Kitab ini adalah referensi penting jika orang ingin mengetahui pendapat mazhab Asy-Syafi’i terkait dengan persoalan-persoalan fikih sampai zaman Ibnu Hajar Al-Haitami. Jika orang sanggup mentarjih sendiri terkait perselisihan Ar-Rofi’i dan An-Nawawi dalam beberapa persoalan, maka silakan langusng meneliti kitab-kitab Asy-Syaikhan. Tetapi jika belum sanggup, maka merujuk “Tuhfatu Al-Muhtaj” adalah sikap yang tepat karena semua soal ikhtilaf Asy-Syaikhan telah ditarjih di sini.
Metode Al-Haitami pada saat menulis kitab ini adalah meringkas “Minhaju Ath-Tholibin” dengan bertumpu pada syarah-syarahnya seperti “Al-Ibtihaj” karya Taqiyyuddin As-Subky, “Kanzu Ar-Roghibin” karya Jalaluddin Al-Mahalli, “Hasyiyah Abdul Haqq” dan lain-lain. Al-Haitami juga memberi jawaban terhadap persoalan-persoalan yang belum diulas dan juga menganalisis dalil dan meringkasnya.
Dibandingkan dengan “Nihayatu Al-Muhtaj” karya Ar-Romli yang juga merupakan syarah “Minhaj Ath-Tholibin”, kitab “Tuhfatu Al-Muhtaj” lebih mendalam pembahasannya, lebih kokoh istidlal dan ta’lilnya, dan lebih padat isinya. Hanya saja “Nihayatu Al-Muhtaj” lebih mudah bahasanya. Mayoritas Asy-Syafi’iyyah di Hadhromaut, Syam, Kurdi dan Dagestan lebih mengutamakan “Tuhfatu Al-Muhtaj” daripada “Nihayatu Al-Muhtaj”.
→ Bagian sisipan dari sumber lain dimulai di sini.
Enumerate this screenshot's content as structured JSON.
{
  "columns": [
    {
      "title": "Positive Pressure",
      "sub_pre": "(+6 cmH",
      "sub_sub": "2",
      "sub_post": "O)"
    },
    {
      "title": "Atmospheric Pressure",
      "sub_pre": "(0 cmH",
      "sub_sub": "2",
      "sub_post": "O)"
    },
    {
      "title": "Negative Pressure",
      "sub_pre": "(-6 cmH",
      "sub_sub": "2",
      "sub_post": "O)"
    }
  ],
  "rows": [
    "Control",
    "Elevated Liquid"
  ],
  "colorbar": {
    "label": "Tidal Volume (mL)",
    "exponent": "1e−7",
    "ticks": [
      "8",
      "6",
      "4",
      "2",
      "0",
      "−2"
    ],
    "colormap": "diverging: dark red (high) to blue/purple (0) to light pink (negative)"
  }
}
Bisa dikatakan, Asy-Syafi’iyyah sesudah abad ke 7 H menjadikan dua kitab ini, yakni “Tuhfatu Al-Muhtaj” dan “Nihayatu Al-Muhtaj” sebagai rujukan utama dan menganggap pendapat apapun yang tidak sesuai dengan kesepakatan dalam dua kitab ini tidak dihitung sebagai pendapat mu’tamad mazhab Asy-Syafi’i.
Perhatian ulama terhadap kitab ini sangat tinggi. Di antara mereka ada yang membuatkan mukhtashornya seperti Mukhtashor Ali Al-Yamani (w. 1041 ) yang berjudul Al-Ithaf fi Ikhtishor At-Tuhfah dan Mukhtashor ‘Ali Bakatsir (w. 1210 H).
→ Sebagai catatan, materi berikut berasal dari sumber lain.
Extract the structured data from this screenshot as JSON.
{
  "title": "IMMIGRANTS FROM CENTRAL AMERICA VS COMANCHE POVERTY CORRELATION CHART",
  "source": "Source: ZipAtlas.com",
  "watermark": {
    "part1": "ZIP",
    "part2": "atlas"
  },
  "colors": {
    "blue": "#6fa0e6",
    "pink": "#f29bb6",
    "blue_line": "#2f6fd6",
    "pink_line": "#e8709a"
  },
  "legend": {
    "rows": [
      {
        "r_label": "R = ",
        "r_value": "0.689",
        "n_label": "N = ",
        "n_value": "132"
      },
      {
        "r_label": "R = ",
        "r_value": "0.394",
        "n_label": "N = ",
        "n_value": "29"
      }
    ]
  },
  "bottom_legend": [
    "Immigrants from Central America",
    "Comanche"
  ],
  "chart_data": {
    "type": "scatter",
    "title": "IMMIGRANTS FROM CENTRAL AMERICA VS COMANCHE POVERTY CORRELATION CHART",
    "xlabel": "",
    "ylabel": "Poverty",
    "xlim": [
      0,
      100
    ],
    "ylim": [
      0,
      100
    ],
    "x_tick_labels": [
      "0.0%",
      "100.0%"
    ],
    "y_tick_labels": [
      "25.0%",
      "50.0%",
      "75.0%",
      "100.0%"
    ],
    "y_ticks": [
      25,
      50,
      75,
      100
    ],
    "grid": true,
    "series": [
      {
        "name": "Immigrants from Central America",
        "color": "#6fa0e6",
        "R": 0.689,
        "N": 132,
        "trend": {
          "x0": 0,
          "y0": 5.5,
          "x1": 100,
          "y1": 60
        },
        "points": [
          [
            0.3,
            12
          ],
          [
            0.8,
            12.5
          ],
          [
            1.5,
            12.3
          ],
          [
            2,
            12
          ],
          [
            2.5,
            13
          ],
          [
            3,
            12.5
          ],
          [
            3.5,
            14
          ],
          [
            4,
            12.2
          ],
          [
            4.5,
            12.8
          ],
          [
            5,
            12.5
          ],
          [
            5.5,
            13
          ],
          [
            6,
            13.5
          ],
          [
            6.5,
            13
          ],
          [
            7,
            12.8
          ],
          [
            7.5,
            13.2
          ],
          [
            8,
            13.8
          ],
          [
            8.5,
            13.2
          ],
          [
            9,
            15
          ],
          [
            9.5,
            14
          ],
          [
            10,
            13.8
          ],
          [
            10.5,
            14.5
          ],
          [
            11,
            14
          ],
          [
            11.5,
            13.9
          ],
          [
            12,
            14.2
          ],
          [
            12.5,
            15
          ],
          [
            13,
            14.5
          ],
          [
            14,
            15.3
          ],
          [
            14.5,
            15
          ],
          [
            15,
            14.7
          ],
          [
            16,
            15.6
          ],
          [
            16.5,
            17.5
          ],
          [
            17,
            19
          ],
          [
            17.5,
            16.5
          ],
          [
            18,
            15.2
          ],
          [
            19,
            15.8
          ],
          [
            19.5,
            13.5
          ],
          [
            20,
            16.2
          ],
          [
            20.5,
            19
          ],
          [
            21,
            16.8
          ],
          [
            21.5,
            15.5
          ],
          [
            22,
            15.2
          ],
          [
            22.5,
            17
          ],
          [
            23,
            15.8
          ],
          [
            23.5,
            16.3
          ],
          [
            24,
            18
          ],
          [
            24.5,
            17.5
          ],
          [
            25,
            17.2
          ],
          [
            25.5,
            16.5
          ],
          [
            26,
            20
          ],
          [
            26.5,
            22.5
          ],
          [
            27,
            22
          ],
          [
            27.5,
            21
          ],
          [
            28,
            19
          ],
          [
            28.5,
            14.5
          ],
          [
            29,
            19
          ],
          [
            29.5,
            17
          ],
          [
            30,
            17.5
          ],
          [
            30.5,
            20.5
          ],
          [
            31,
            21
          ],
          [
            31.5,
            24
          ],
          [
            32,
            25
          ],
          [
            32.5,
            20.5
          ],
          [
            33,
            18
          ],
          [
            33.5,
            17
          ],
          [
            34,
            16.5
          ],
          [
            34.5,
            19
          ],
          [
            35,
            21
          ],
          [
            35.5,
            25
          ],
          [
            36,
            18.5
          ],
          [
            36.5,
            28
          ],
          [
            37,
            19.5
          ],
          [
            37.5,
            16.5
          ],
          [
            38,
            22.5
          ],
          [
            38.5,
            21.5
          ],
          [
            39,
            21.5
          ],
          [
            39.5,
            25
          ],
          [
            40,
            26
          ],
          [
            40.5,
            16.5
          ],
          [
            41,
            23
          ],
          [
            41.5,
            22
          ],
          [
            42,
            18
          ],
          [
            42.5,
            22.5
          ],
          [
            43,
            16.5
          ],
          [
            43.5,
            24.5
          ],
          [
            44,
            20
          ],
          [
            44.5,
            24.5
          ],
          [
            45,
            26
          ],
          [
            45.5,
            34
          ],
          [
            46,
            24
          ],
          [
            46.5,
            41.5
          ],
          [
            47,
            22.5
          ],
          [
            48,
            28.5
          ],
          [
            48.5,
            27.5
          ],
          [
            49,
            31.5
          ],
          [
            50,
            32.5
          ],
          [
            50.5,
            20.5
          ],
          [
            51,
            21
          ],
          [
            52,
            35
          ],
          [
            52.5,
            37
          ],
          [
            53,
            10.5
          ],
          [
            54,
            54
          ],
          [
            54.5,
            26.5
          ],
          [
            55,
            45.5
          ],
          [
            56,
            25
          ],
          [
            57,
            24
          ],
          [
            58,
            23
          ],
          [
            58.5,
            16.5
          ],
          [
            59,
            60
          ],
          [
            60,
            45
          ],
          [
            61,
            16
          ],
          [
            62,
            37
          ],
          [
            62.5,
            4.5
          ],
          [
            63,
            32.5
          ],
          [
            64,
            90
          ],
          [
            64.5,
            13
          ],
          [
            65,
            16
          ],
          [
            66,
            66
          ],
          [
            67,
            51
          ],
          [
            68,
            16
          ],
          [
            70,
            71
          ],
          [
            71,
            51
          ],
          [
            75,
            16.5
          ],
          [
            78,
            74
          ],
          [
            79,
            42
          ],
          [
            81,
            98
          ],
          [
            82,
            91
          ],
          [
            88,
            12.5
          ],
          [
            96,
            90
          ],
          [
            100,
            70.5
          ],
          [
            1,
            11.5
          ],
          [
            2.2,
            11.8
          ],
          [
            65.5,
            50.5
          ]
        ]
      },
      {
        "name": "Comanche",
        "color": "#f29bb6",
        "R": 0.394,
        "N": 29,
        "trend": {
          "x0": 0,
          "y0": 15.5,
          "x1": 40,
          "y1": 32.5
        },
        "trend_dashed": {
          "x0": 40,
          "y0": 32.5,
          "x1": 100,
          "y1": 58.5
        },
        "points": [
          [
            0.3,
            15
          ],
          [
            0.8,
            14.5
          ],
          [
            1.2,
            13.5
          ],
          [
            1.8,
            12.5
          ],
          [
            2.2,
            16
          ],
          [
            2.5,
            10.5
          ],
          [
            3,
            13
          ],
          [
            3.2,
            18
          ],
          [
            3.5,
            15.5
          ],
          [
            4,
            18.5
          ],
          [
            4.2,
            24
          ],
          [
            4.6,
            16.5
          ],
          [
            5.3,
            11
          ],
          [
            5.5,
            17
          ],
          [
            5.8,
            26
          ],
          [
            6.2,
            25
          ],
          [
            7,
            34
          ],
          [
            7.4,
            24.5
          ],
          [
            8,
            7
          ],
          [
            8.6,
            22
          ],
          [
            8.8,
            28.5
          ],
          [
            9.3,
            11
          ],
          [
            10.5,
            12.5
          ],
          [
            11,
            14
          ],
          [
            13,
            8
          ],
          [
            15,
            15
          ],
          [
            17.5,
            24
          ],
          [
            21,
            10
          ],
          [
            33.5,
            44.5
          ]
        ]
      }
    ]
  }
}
Adapula yang membuatkan hasyiyah untuknya. Dari sekian banyak hasyiyah itu, yang terkenal ada dua yaitu Hasyiyah Al-‘Abbadi (w. 994 H) dan Hasyiyah Asy-Syirwani (w. 1301 H).
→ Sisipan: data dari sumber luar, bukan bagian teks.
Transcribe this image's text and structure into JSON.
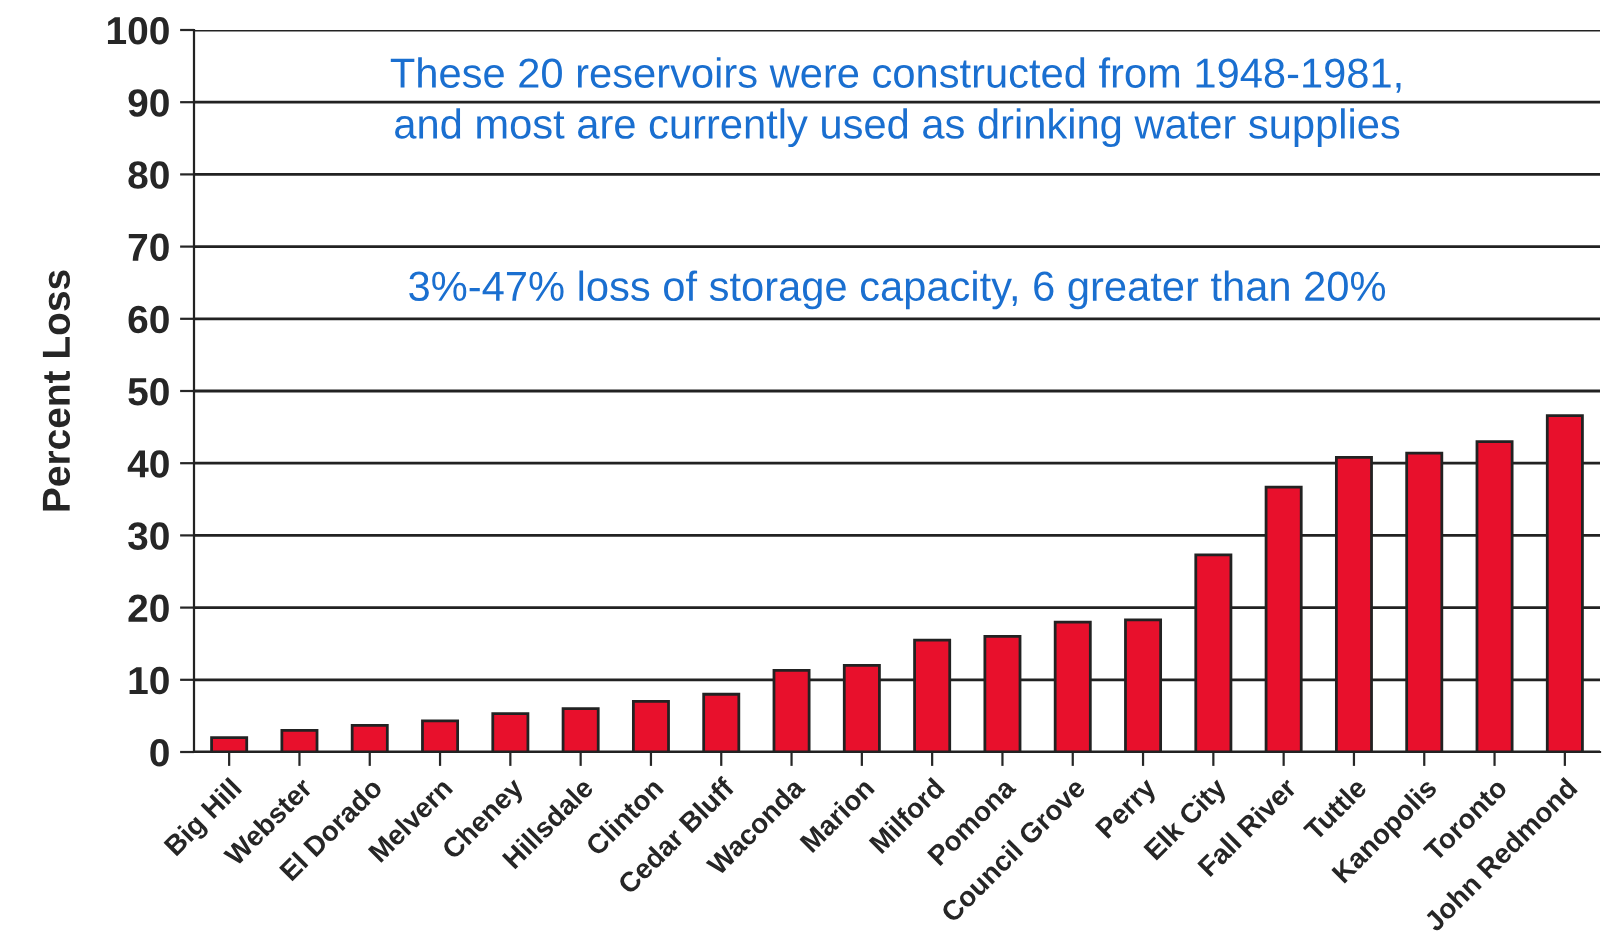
{
  "chart_data": {
    "type": "bar",
    "ylabel": "Percent Loss",
    "categories": [
      "Big Hill",
      "Webster",
      "El Dorado",
      "Melvern",
      "Cheney",
      "Hillsdale",
      "Clinton",
      "Cedar Bluff",
      "Waconda",
      "Marion",
      "Milford",
      "Pomona",
      "Council Grove",
      "Perry",
      "Elk City",
      "Fall River",
      "Tuttle",
      "Kanopolis",
      "Toronto",
      "John Redmond"
    ],
    "values": [
      2,
      3,
      3.7,
      4.3,
      5.3,
      6,
      7,
      8,
      11.3,
      12,
      15.5,
      16,
      18,
      18.3,
      27.3,
      36.7,
      40.8,
      41.4,
      43,
      46.6
    ],
    "color": "#e8102c",
    "ylim": [
      0,
      100
    ],
    "yticks": [
      0,
      10,
      20,
      30,
      40,
      50,
      60,
      70,
      80,
      90,
      100
    ],
    "grid": "y",
    "annotations": [
      "These 20 reservoirs were constructed from 1948-1981,\nand most are currently used as drinking water supplies",
      "3%-47% loss of storage capacity, 6 greater than 20%"
    ]
  }
}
Hasyiyah yang lain adalah Hasyiyah Rodhiyuddin (w. 1041 H), Hasyiyah Isma’il An-Nabulusi (w. 1062 H), Hasyiyah As-Syaubari (w. 1069 H), Hasyiyah Asy-Syabromallisi (w. 1087 H), Hasyiyah Rasul Al-Kurdi (w. abad 11 H), Hasyiyah Basyu’aib (w. 1118 H), Hasyiyah Bakatsir (w. 1145 H), Hasyiyah Isa Al-Haidari (w. 1190 H), Hasyiyah Abdurrahman As-Suwaidi (w. 1200 H), Hasyiyah Hasan bin Al-Qoid (w. 1235 H), Hasyiyah Yahya Al-Marwazi (w. 1255 H), Hasyiyah Al-Ubbi yang bernama Bulughu Al-Irodah wa Nailu Al-Husna, Hasyiyah Al-Barzanji (w. 1272 H) yang bernama Aqsho Ar-Rowaj, Hasyiyah Al-Bakri (w. 1310 H), Hasyiyah As-Saqqof (w. 1375 H), Hasyiyah Hamid Al-Ghifari, Hasyiyah Umar Al-Makki, Hasyiyah Muhammad Al-Kurdi, Hasyiyah Baqusyair, Hasyiyah Abdullah Al-Haidari (w. 1233 H), Hasyiyah Ar-Rustani (w. 1260 H), Hasyiyah Ibnu Al-Kholif (w. 1289 H), Hasyiyah Al-Bali yang bernama Hasyiyah ‘Ala Dibajati Tuhfati Al-Muhtaj, dan lain-lain.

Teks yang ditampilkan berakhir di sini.